The results of NMR spectroscopy appear as a series of spikes on a fever chart. "The whole art of NMR is figuring out what all these spacings mean," Bothner-by explained, pointing at one such tracing. One set of spikes suggests a benzene ring, he noted, using his hands to show the three-dimensional arrangement of molecules identified by other spikes on the tracing.

The Sigma 5 fell into disuse several years ago when Bothner-by and Dadok attained emeritus status. But it still works, if noisily.

"You can run an automobile today with this," Dadok said with a laugh as he fired up the computer's hard disk drive, which fills a five-foot-high cabinet. A rumble filled the room as the disk, about the size of a 45 rpm record, began to spin. That's nothing, he added, pointing at the computer's impact printer. "When this thing prints, it's like a World War I machine gun."

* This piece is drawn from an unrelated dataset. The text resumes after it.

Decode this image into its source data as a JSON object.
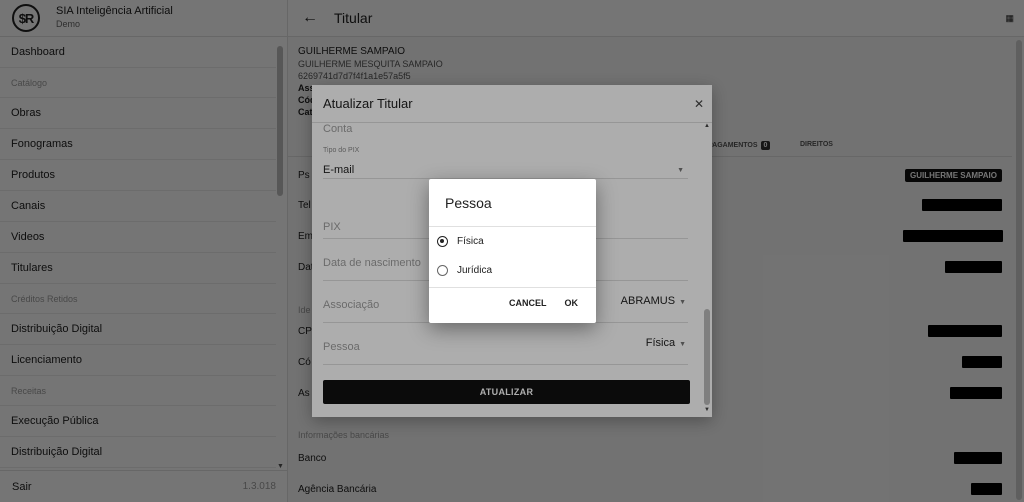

By today's standards, its performance is embarrassing. Its giant hard disk stored just 3 megabytes of data; today's PCs have more random access memory than that. The Sigma 5, which cost $300,000 when new, had just 16 kilobytes of random access memory; Dadok and Bothner-by never could afford the $50,000 it would have cost to upgrade to 32K.

But it works. Even after a busted hot water pipe drenched its circuit boards one night, it was as good as new after some cleaning by the Xerox repairmen.

"It's a very robust machine," Bothner-by said.